The Act applies "when a court, in considering a claim that a person was negligent or in breach of statutory duty, is determining steps that the person was required to take to meet a standard of care." Thus the Act applies to any clinical negligence claim and in relation to the determination of whether the Bolam/Bolitho tests are met.
By Section 2, the court must have regard to whether the alleged negligence occurred when the person (healthcare professional) was acting for the benefit of society or any of its members. Negligent treatment causing harm tends not to have been beneficial, but I suppose the point is that medical treatment generally is of benefit to society. A doctor will have been generally acting for the benefit of patients and so the court must take that into account. If so, Section 2 will always apply and a court must have regard to it. Just how it will take it into account is unknown - see my previous post.
Section 4, on heroism, might apply to clinical negligence claims in a limited number of cases.
It is section 3 - the responsibility part of the Act - which might cause the most difficulty in clinical negligence litigation. It provides that:
"The court must have regard to whether the person, in carrying out the activity in the course of which the alleged negligence ... occurred, demonstrated a predominantly responsible approach towards protecting the safety or other interests of others."
The phrase "the activity" might be construed widely - the provision of treatment to patients by the practitioner - or narrowly - the particular consultation at which the GP failed to refer the patient with a breast lump to a breast clinic. On the narrow interpretation, it is difficult to see how the provision would be meaningful - "Apart from my amputating the wrong leg Mr Jones, the operation was a huge success..." On any wider interpretation, the doctor's past record becomes relevant.

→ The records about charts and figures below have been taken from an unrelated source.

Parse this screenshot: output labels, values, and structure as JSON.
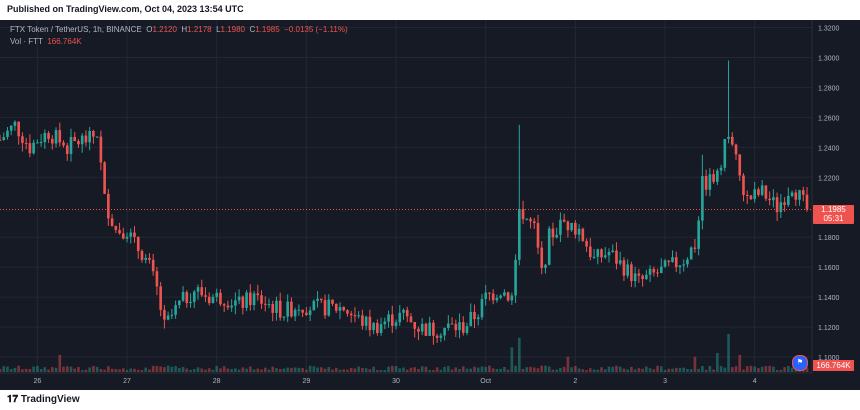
{
  "header": {
    "published": "Published on TradingView.com, Oct 04, 2023 13:54 UTC"
  },
  "footer": {
    "logo_text": "TradingView"
  },
  "legend": {
    "symbol": "FTX Token / TetherUS, 1h, BINANCE",
    "o_label": "O",
    "o": "1.2120",
    "h_label": "H",
    "h": "1.2178",
    "l_label": "L",
    "l": "1.1980",
    "c_label": "C",
    "c": "1.1985",
    "change": "−0.0135 (−1.11%)",
    "vol_label": "Vol · FTT",
    "vol": "166.764K"
  },
  "price_tag": {
    "price": "1.1985",
    "countdown": "05:31"
  },
  "volume_tag": "166.764K",
  "colors": {
    "up": "#26a69a",
    "down": "#ef5350",
    "background": "#161a25",
    "grid": "#232734",
    "axis_text": "#b2b5be"
  },
  "chart_data": {
    "type": "candlestick",
    "ylim": [
      1.09,
      1.325
    ],
    "y_ticks": [
      {
        "value": 1.32,
        "label": "1.3200"
      },
      {
        "value": 1.3,
        "label": "1.3000"
      },
      {
        "value": 1.28,
        "label": "1.2800"
      },
      {
        "value": 1.26,
        "label": "1.2600"
      },
      {
        "value": 1.24,
        "label": "1.2400"
      },
      {
        "value": 1.22,
        "label": "1.2200"
      },
      {
        "value": 1.18,
        "label": "1.1800"
      },
      {
        "value": 1.16,
        "label": "1.1600"
      },
      {
        "value": 1.14,
        "label": "1.1400"
      },
      {
        "value": 1.12,
        "label": "1.1200"
      },
      {
        "value": 1.1,
        "label": "1.1000"
      }
    ],
    "x_ticks": [
      {
        "hour": 0,
        "label": "26"
      },
      {
        "hour": 24,
        "label": "27"
      },
      {
        "hour": 48,
        "label": "28"
      },
      {
        "hour": 72,
        "label": "29"
      },
      {
        "hour": 96,
        "label": "30"
      },
      {
        "hour": 120,
        "label": "Oct"
      },
      {
        "hour": 144,
        "label": "2"
      },
      {
        "hour": 168,
        "label": "3"
      },
      {
        "hour": 192,
        "label": "4"
      }
    ],
    "x_range_hours": [
      -10,
      206
    ],
    "last_price": 1.1985,
    "keypoints": [
      [
        -10,
        1.245
      ],
      [
        -6,
        1.255
      ],
      [
        -2,
        1.24
      ],
      [
        0,
        1.245
      ],
      [
        3,
        1.25
      ],
      [
        8,
        1.24
      ],
      [
        12,
        1.245
      ],
      [
        14,
        1.245
      ],
      [
        16,
        1.25
      ],
      [
        18,
        1.205
      ],
      [
        21,
        1.185
      ],
      [
        24,
        1.185
      ],
      [
        26,
        1.175
      ],
      [
        28,
        1.17
      ],
      [
        30,
        1.16
      ],
      [
        32,
        1.145
      ],
      [
        34,
        1.12
      ],
      [
        38,
        1.135
      ],
      [
        42,
        1.145
      ],
      [
        46,
        1.14
      ],
      [
        50,
        1.14
      ],
      [
        54,
        1.135
      ],
      [
        58,
        1.14
      ],
      [
        62,
        1.135
      ],
      [
        66,
        1.13
      ],
      [
        70,
        1.135
      ],
      [
        74,
        1.133
      ],
      [
        78,
        1.133
      ],
      [
        82,
        1.133
      ],
      [
        86,
        1.125
      ],
      [
        90,
        1.12
      ],
      [
        94,
        1.125
      ],
      [
        98,
        1.128
      ],
      [
        102,
        1.12
      ],
      [
        106,
        1.118
      ],
      [
        110,
        1.12
      ],
      [
        114,
        1.12
      ],
      [
        118,
        1.13
      ],
      [
        120,
        1.14
      ],
      [
        124,
        1.145
      ],
      [
        127,
        1.14
      ],
      [
        129,
        1.2
      ],
      [
        133,
        1.185
      ],
      [
        135,
        1.155
      ],
      [
        137,
        1.18
      ],
      [
        141,
        1.19
      ],
      [
        145,
        1.185
      ],
      [
        149,
        1.165
      ],
      [
        153,
        1.17
      ],
      [
        157,
        1.16
      ],
      [
        161,
        1.15
      ],
      [
        165,
        1.155
      ],
      [
        169,
        1.16
      ],
      [
        173,
        1.165
      ],
      [
        176,
        1.175
      ],
      [
        178,
        1.215
      ],
      [
        182,
        1.22
      ],
      [
        185,
        1.25
      ],
      [
        188,
        1.22
      ],
      [
        190,
        1.205
      ],
      [
        194,
        1.21
      ],
      [
        198,
        1.2
      ],
      [
        202,
        1.215
      ],
      [
        206,
        1.1985
      ]
    ],
    "spikes": [
      {
        "hour": 129,
        "high": 1.255
      },
      {
        "hour": 185,
        "high": 1.298
      },
      {
        "hour": 178,
        "high": 1.235
      }
    ],
    "volume_spikes": [
      {
        "hour": 6,
        "v": 0.45
      },
      {
        "hour": 127,
        "v": 0.65
      },
      {
        "hour": 129,
        "v": 0.9
      },
      {
        "hour": 142,
        "v": 0.4
      },
      {
        "hour": 176,
        "v": 0.4
      },
      {
        "hour": 182,
        "v": 0.5
      },
      {
        "hour": 185,
        "v": 1.0
      },
      {
        "hour": 188,
        "v": 0.45
      }
    ]
  }
}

The word "predominantly" is also ripe for judicial interpretation - does it mean "more often than not" - a pretty low standard for a neurosurgeon or indeed any other healthcare professional? Or would even a few examples of a poor approach to patient safety establish that the doctor did not have a predominantly responsible approach?

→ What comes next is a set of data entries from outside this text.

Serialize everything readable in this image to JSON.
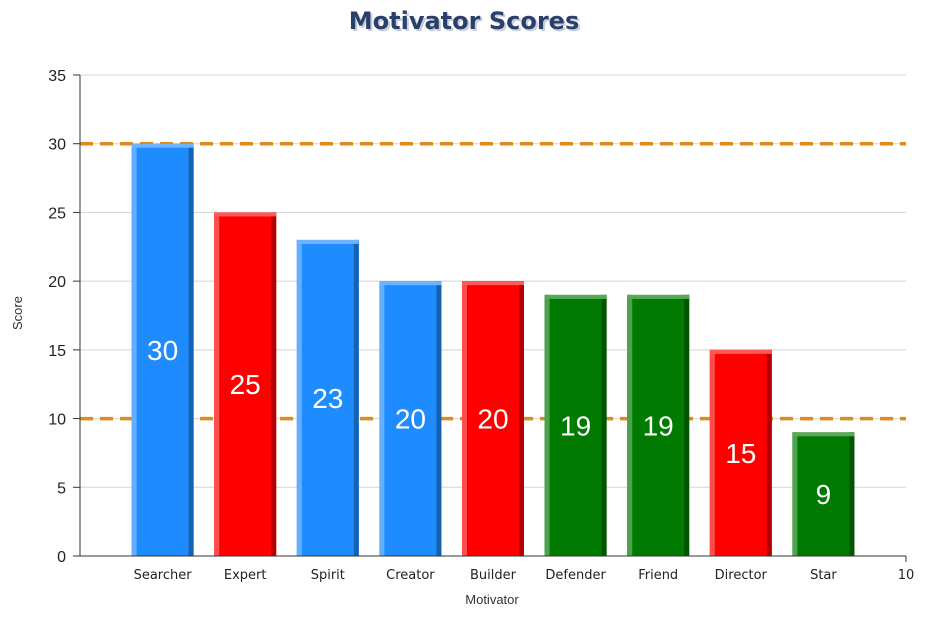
{
  "chart_data": {
    "type": "bar",
    "title": "Motivator Scores",
    "xlabel": "Motivator",
    "ylabel": "Score",
    "categories": [
      "Searcher",
      "Expert",
      "Spirit",
      "Creator",
      "Builder",
      "Defender",
      "Friend",
      "Director",
      "Star"
    ],
    "values": [
      30,
      25,
      23,
      20,
      20,
      19,
      19,
      15,
      9
    ],
    "bar_colors": [
      "#1e8cff",
      "#ff0000",
      "#1e8cff",
      "#1e8cff",
      "#ff0000",
      "#007a00",
      "#007a00",
      "#ff0000",
      "#007a00"
    ],
    "ylim": [
      0,
      35
    ],
    "yticks": [
      0,
      5,
      10,
      15,
      20,
      25,
      30,
      35
    ],
    "xlim": [
      0,
      10
    ],
    "x_edge_label": "10",
    "reference_lines": [
      {
        "y": 30,
        "color": "#e08a1e",
        "style": "dashed"
      },
      {
        "y": 10,
        "color": "#e08a1e",
        "style": "dashed"
      }
    ],
    "grid": true,
    "legend": "none"
  }
}
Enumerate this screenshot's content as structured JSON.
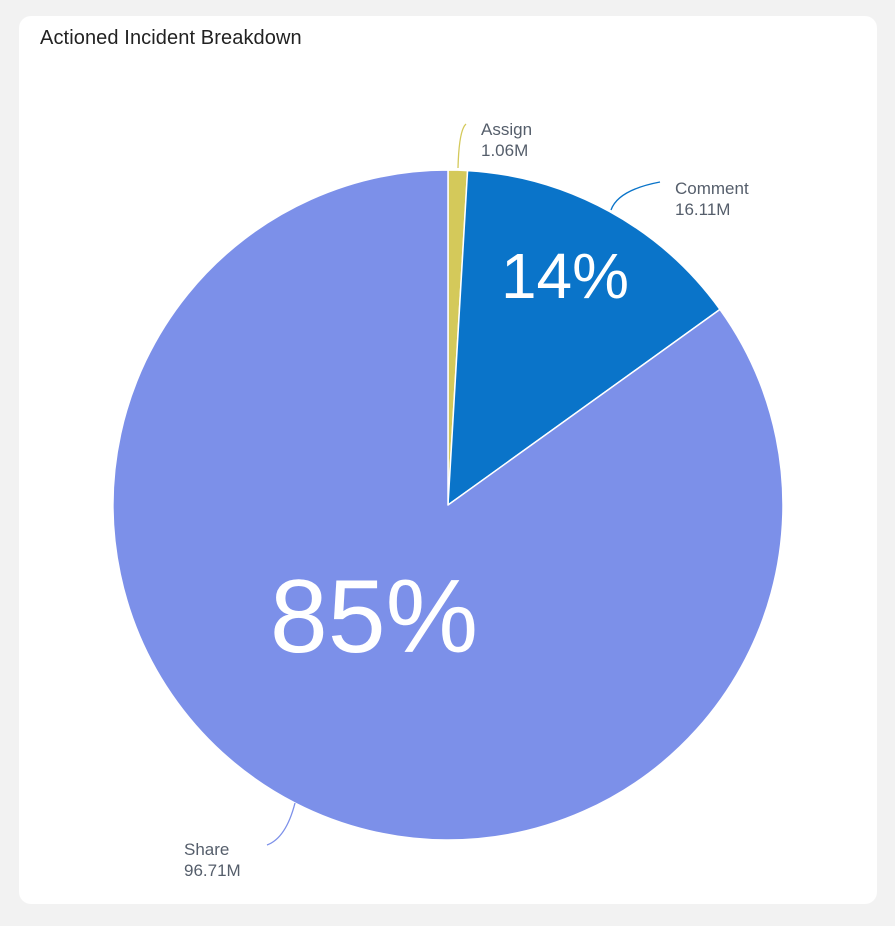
{
  "card": {
    "title": "Actioned Incident Breakdown"
  },
  "chart_data": {
    "type": "pie",
    "title": "Actioned Incident Breakdown",
    "slices": [
      {
        "name": "Assign",
        "value": 1.06,
        "value_label": "1.06M",
        "percent_label": "",
        "color": "#d4c95a"
      },
      {
        "name": "Comment",
        "value": 16.11,
        "value_label": "16.11M",
        "percent_label": "14%",
        "color": "#0a74c9"
      },
      {
        "name": "Share",
        "value": 96.71,
        "value_label": "96.71M",
        "percent_label": "85%",
        "color": "#7c90e9"
      }
    ],
    "start_angle": "12 o'clock",
    "direction": "clockwise",
    "legend": "none"
  }
}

In the recent Court of Appeal decision in Laughton-v-Shalaby the Court of Appeal considered that the claimant could not rely on evidence from a GMC investigation into seven operations on other patients by the defendant surgeon to prove negligence on the occasion of the claimant's operation -  to . Only similar fact evidence could be probative of negligence.

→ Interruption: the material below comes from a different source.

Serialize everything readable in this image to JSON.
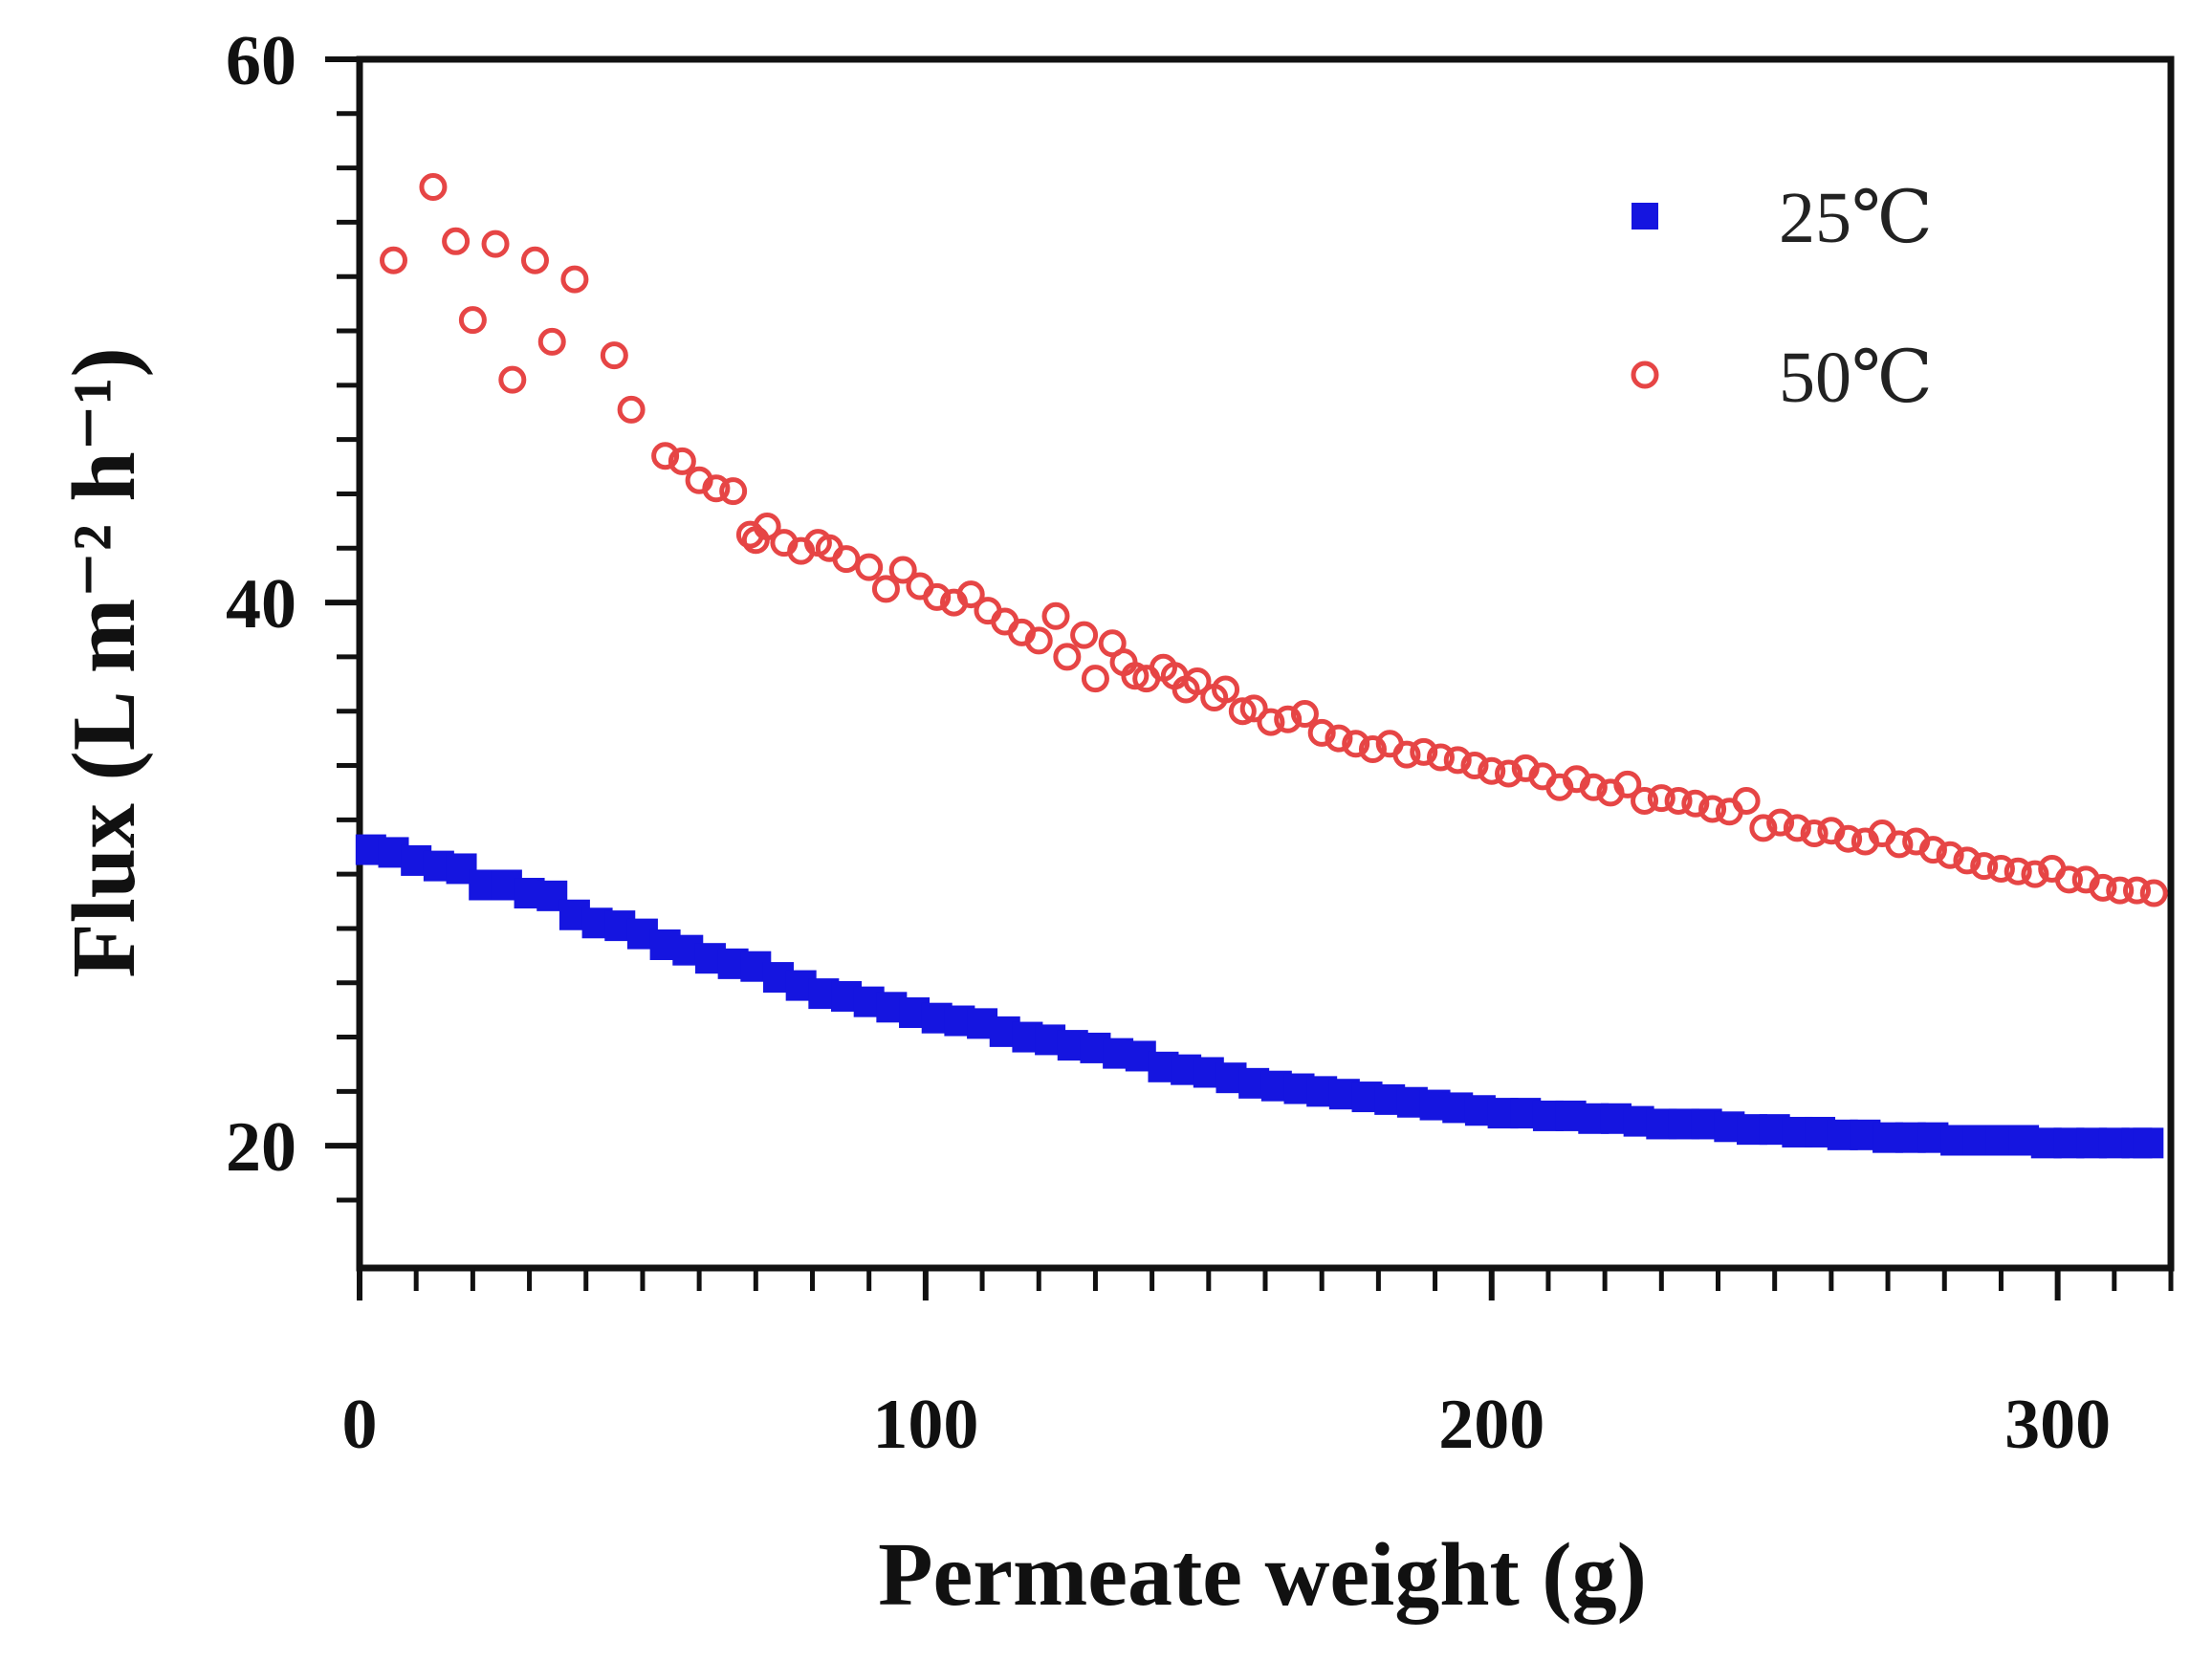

If the SARAH Act had been in force, then the court would have been required to have regard to whether the surgeon demonstrated a predominantly responsible approach when performing surgery. As such perhaps it would have been bound to have regard to the evidence of his standard of surgery on other patients. Surely the new Act renders such evidence admissible whether or not it is similar fact evidence.
The future exercise of disclosure will accordingly become far more problematic than it has been in the past. Since the Court must have regard to whether a doctor demonstrated a predominantly responsible approach, it will have to receive evidence on the issue. There is no escaping that requirement. Nor can this be a one-way enquiry. Evidence tending to establish a predominantly responsible approach, and evidence tending to establish the reverse, must be equally relevant and equally disclosable. Is a claimant in a surgical negligence claim going to be entitled to expect disclosure of success rates for the surgeon's similar operations, or even for all operations? Does evidence of past complaints, findings of negligence, adverse incidents etc become disclosable? How far can this enquiry reasonably extend? Under the Act it seems that evidence of approach after the index injury would be as relevant as evidence of previous approach.
I can foresee pre-action protocol letters changing to adapt to this new Act.
The Court of Appeal in Laughton recognised the difficulties for a Judge of a "roving cross-examination into other cases" but the SARAH Act surely makes that more likely, thereby prolonging trials.
And how will all this enquiry assist the court? The court must take into account the evidence of whether the doctor has a "predominantly responsible approach", but how does it take it into account? If the evidence is positive for the doctor, but evidence about his practice in the particular case establishes negligence, then his "predominantly responsible approach" will avail him nought. And if the evidence is negative for the doctor, isn't it likely that the courts will revert to the similar fact evidence rule when it comes to assessing the probative value of the evidence? Either way, the whole exercise will have been an expensive waste of time.